“Ben venga il caos, perché l’ordine non ha funzionato.” (Karl Kraus)
Siamo soliti pensare alla disorganizzazione come a un problema, un vero e proprio male di qualsiasi struttura che deve essere evitato a qualunque costo. Tutti si concentrano sull’ordine e si interessano di “organizzazione” anche a livello tecnico e scientifico: esistono infatti studi sull’organizzazione, ma nessuno si occupa di “disorganizzazione”.
Eppure, se ci si pensa bene, l’organizzazione magari troppo rigida non è sempre positiva perché, in talune circostanze, una certa dose di disorganizzazione permette di avere un’equivalente dose di flessibilità. In questo caso allora la disorganizzazione non è una caratteristica necessariamente negativa perché diventa “adattativa”. In pratica, queste forme di disorganizzazione costituiscono fattore di reazione a determinate sollecitazioni ambientali e possono contribuire ad aumentare l’efficacia e l’efficienza di una struttura così come la presenza di un vero e proprio “pensiero disorganizzato” può contribuire ad aumentare la flessibilità e la creatività delle persone.

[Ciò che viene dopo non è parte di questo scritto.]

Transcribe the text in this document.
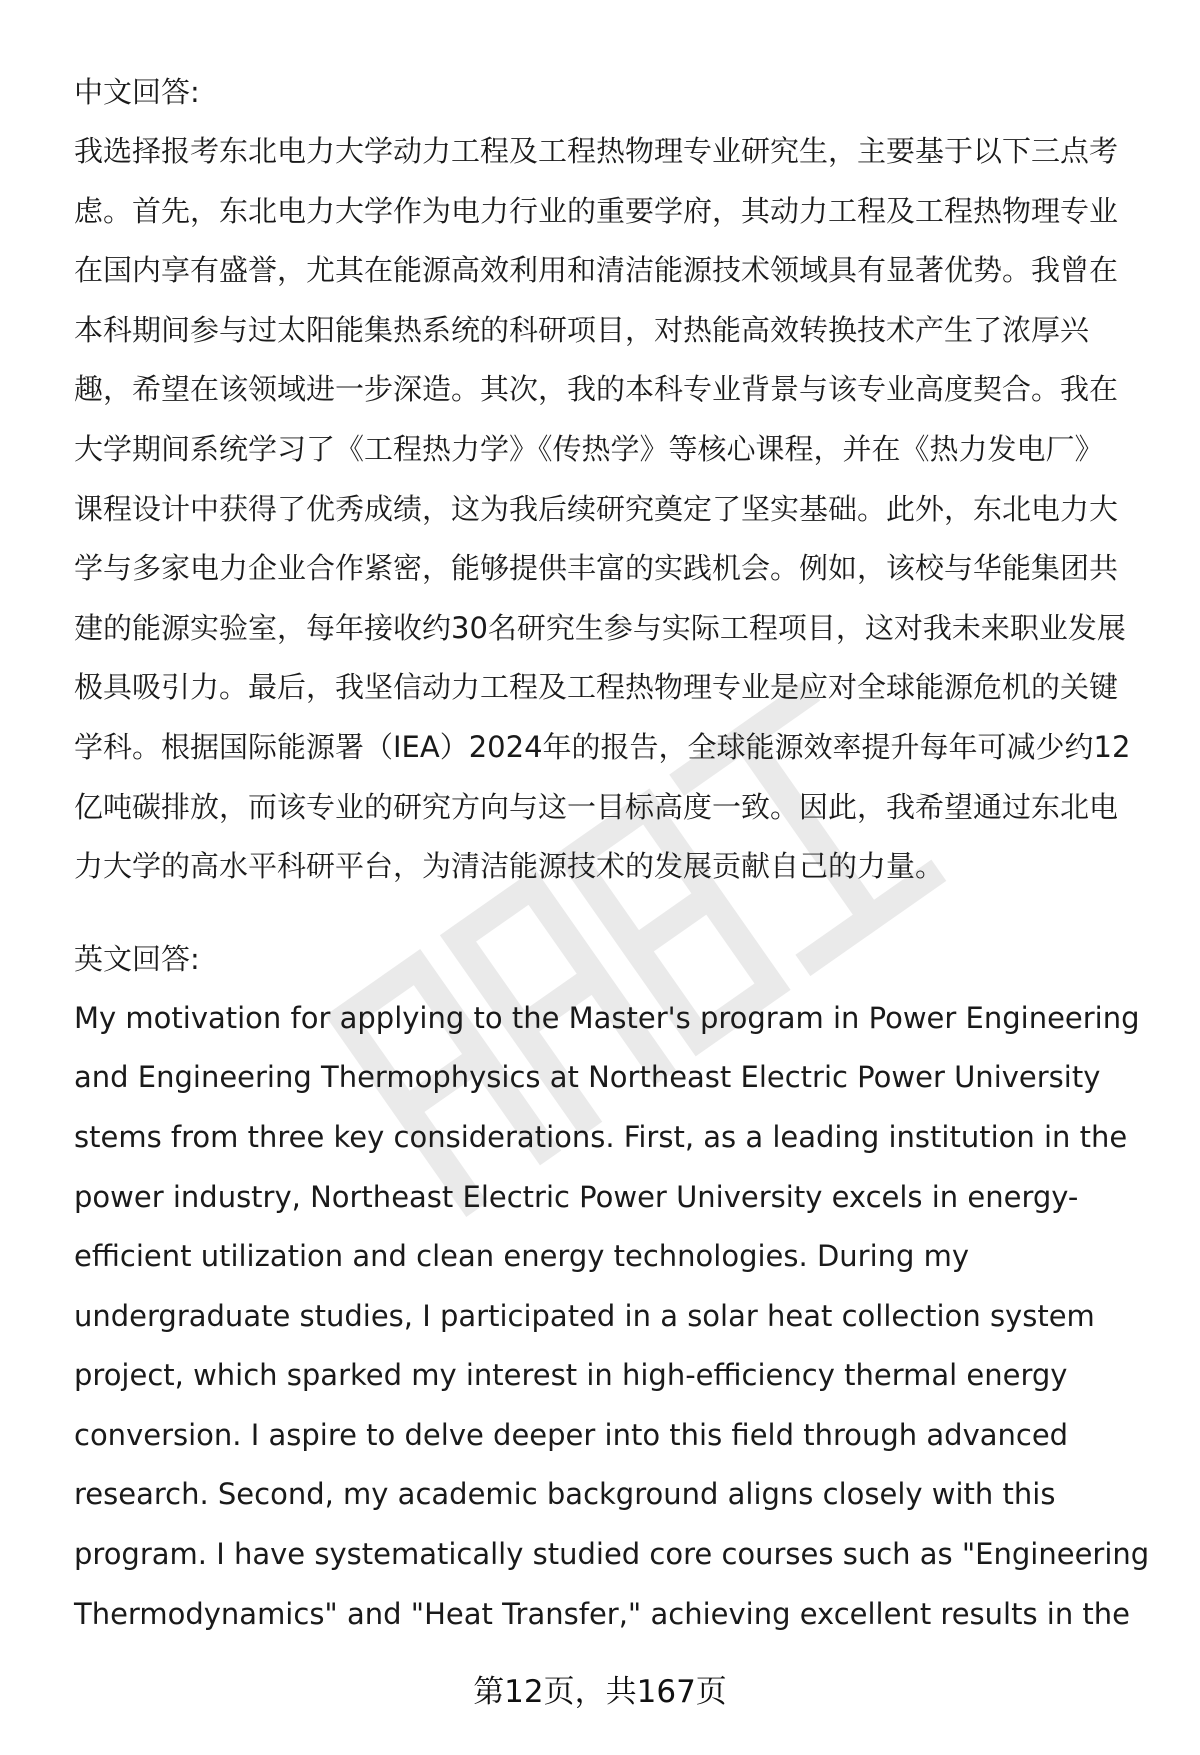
中文回答:
我选择报考东北电力大学动力工程及工程热物理专业研究生，主要基于以下三点考
虑。首先，东北电力大学作为电力行业的重要学府，其动力工程及工程热物理专业
在国内享有盛誉，尤其在能源高效利用和清洁能源技术领域具有显著优势。我曾在
本科期间参与过太阳能集热系统的科研项目，对热能高效转换技术产生了浓厚兴
趣，希望在该领域进一步深造。其次，我的本科专业背景与该专业高度契合。我在
大学期间系统学习了《工程热力学》《传热学》等核心课程，并在《热力发电厂》
课程设计中获得了优秀成绩，这为我后续研究奠定了坚实基础。此外，东北电力大
学与多家电力企业合作紧密，能够提供丰富的实践机会。例如，该校与华能集团共
建的能源实验室，每年接收约30名研究生参与实际工程项目，这对我未来职业发展
极具吸引力。最后，我坚信动力工程及工程热物理专业是应对全球能源危机的关键
学科。根据国际能源署（IEA）2024年的报告，全球能源效率提升每年可减少约12
亿吨碳排放，而该专业的研究方向与这一目标高度一致。因此，我希望通过东北电
力大学的高水平科研平台，为清洁能源技术的发展贡献自己的力量。
英文回答:
My motivation for applying to the Master's program in Power Engineering
and Engineering Thermophysics at Northeast Electric Power University
stems from three key considerations. First, as a leading institution in the
power industry, Northeast Electric Power University excels in energy-
efficient utilization and clean energy technologies. During my
undergraduate studies, I participated in a solar heat collection system
project, which sparked my interest in high-efficiency thermal energy
conversion. I aspire to delve deeper into this field through advanced
research. Second, my academic background aligns closely with this
program. I have systematically studied core courses such as "Engineering
Thermodynamics" and "Heat Transfer," achieving excellent results in the
第12页，共167页
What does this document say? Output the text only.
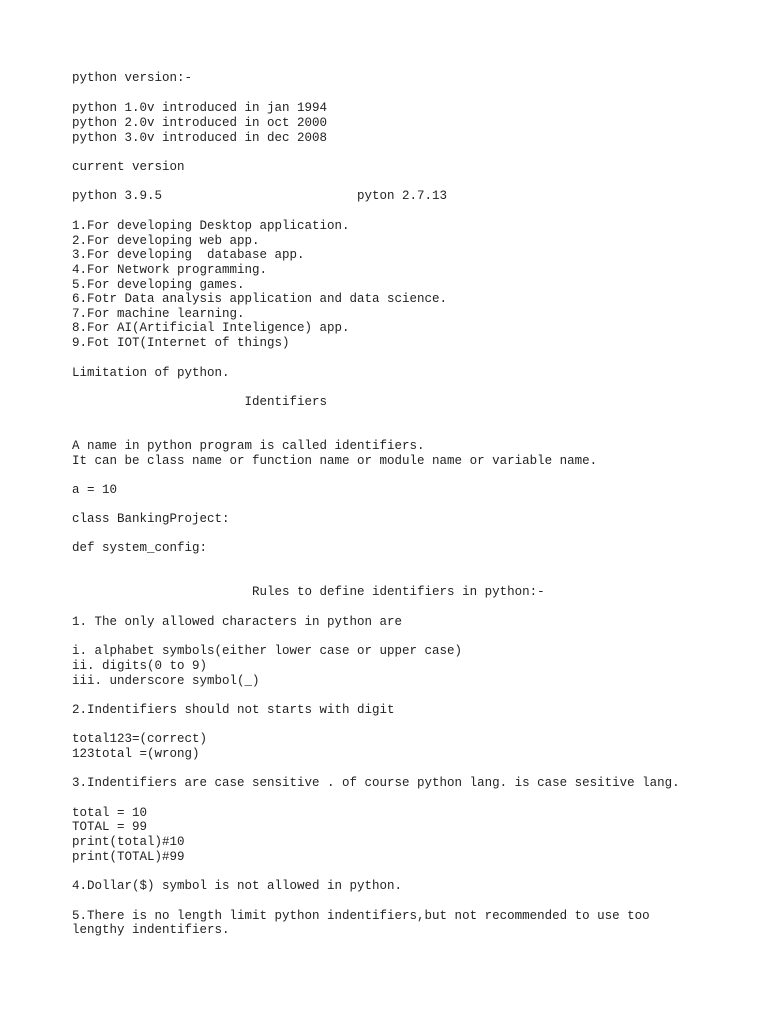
python version:-
python 1.0v introduced in jan 1994
python 2.0v introduced in oct 2000
python 3.0v introduced in dec 2008
current version
python 3.9.5                          pyton 2.7.13
1.For developing Desktop application.
2.For developing web app.
3.For developing  database app.
4.For Network programming.
5.For developing games.
6.Fotr Data analysis application and data science.
7.For machine learning.
8.For AI(Artificial Inteligence) app.
9.Fot IOT(Internet of things)
Limitation of python.
Identifiers
A name in python program is called identifiers.
It can be class name or function name or module name or variable name.
a = 10
class BankingProject:
def system_config:
Rules to define identifiers in python:-
1. The only allowed characters in python are
i. alphabet symbols(either lower case or upper case)
ii. digits(0 to 9)
iii. underscore symbol(_)
2.Indentifiers should not starts with digit
total123=(correct)
123total =(wrong)
3.Indentifiers are case sensitive . of course python lang. is case sesitive lang.
total = 10
TOTAL = 99
print(total)#10
print(TOTAL)#99
4.Dollar($) symbol is not allowed in python.
5.There is no length limit python indentifiers,but not recommended to use too
lengthy indentifiers.
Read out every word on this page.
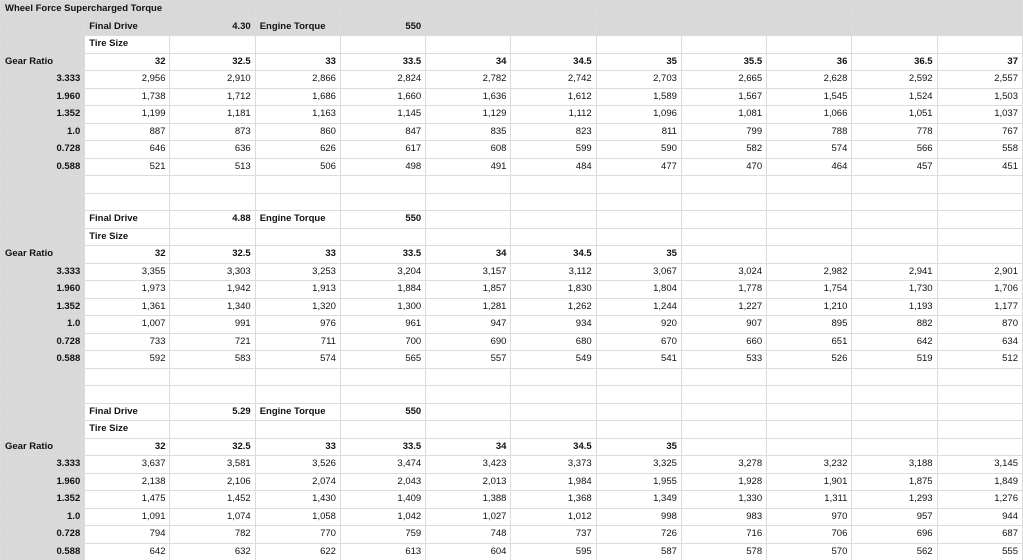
Wheel Force Supercharged Torque											
	Final Drive	4.30	Engine Torque	550							
	Tire Size										
Gear Ratio	32	32.5	33	33.5	34	34.5	35	35.5	36	36.5	37
3.333	2,956	2,910	2,866	2,824	2,782	2,742	2,703	2,665	2,628	2,592	2,557
1.960	1,738	1,712	1,686	1,660	1,636	1,612	1,589	1,567	1,545	1,524	1,503
1.352	1,199	1,181	1,163	1,145	1,129	1,112	1,096	1,081	1,066	1,051	1,037
1.0	887	873	860	847	835	823	811	799	788	778	767
0.728	646	636	626	617	608	599	590	582	574	566	558
0.588	521	513	506	498	491	484	477	470	464	457	451

	Final Drive	4.88	Engine Torque	550							
	Tire Size										
Gear Ratio	32	32.5	33	33.5	34	34.5	35				
3.333	3,355	3,303	3,253	3,204	3,157	3,112	3,067	3,024	2,982	2,941	2,901
1.960	1,973	1,942	1,913	1,884	1,857	1,830	1,804	1,778	1,754	1,730	1,706
1.352	1,361	1,340	1,320	1,300	1,281	1,262	1,244	1,227	1,210	1,193	1,177
1.0	1,007	991	976	961	947	934	920	907	895	882	870
0.728	733	721	711	700	690	680	670	660	651	642	634
0.588	592	583	574	565	557	549	541	533	526	519	512

	Final Drive	5.29	Engine Torque	550							
	Tire Size										
Gear Ratio	32	32.5	33	33.5	34	34.5	35				
3.333	3,637	3,581	3,526	3,474	3,423	3,373	3,325	3,278	3,232	3,188	3,145
1.960	2,138	2,106	2,074	2,043	2,013	1,984	1,955	1,928	1,901	1,875	1,849
1.352	1,475	1,452	1,430	1,409	1,388	1,368	1,349	1,330	1,311	1,293	1,276
1.0	1,091	1,074	1,058	1,042	1,027	1,012	998	983	970	957	944
0.728	794	782	770	759	748	737	726	716	706	696	687
0.588	642	632	622	613	604	595	587	578	570	562	555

Le istituzioni, l’ordine, le strutture, le regole facilitano il coordinamento ma complicano l’adattamento e ingabbiano gli attori; viceversa, vi sono forme di disorganizzazione da cui i soggetti coinvolti traggono un vantaggio o un beneficio:
- vantaggi in efficienza, come aumentare la flessibilità e la semplificazione;
- vantaggi in efficacia, come agevolare la creatività;
- vantaggi di potere, come nel caso del “rendersi indispensabili”.
Quando, ad esempio, una struttura è organizzata in modo troppo rigido e cristallizzato, la presenza di sacche circoscritte di disorganizzazione permette di uscire da questi vincoli generando una flessibilità che può essere utile in casi di necessità di adattamento a condizioni di cambiamento.
Queste forme di disorganizzazione strategica circoscritta contribuiscono a stimolare la creatività. In questo modo possono nascere combinazioni organizzative, procedure, prassi innovative che non fanno riferimento allo schema di ordinamento esistente e che altrimenti rimarrebbero nascoste o sottovalutate. Se quindi in certe circostanze un certo grado di disorganizzazione consente di migliorare l’efficienza e l’efficacia di un sistema, ciò vuol dire anche che saranno necessarie delle forme di riorganizzazione che sono stimolate da questa condizione. In realtà è la riorganizzazione (alimentata dalla disorganizzazione) che aumenta l’efficacia e l’efficienza, perché si crea un nuovo ordine e si sfrutta quel nuovo ordine.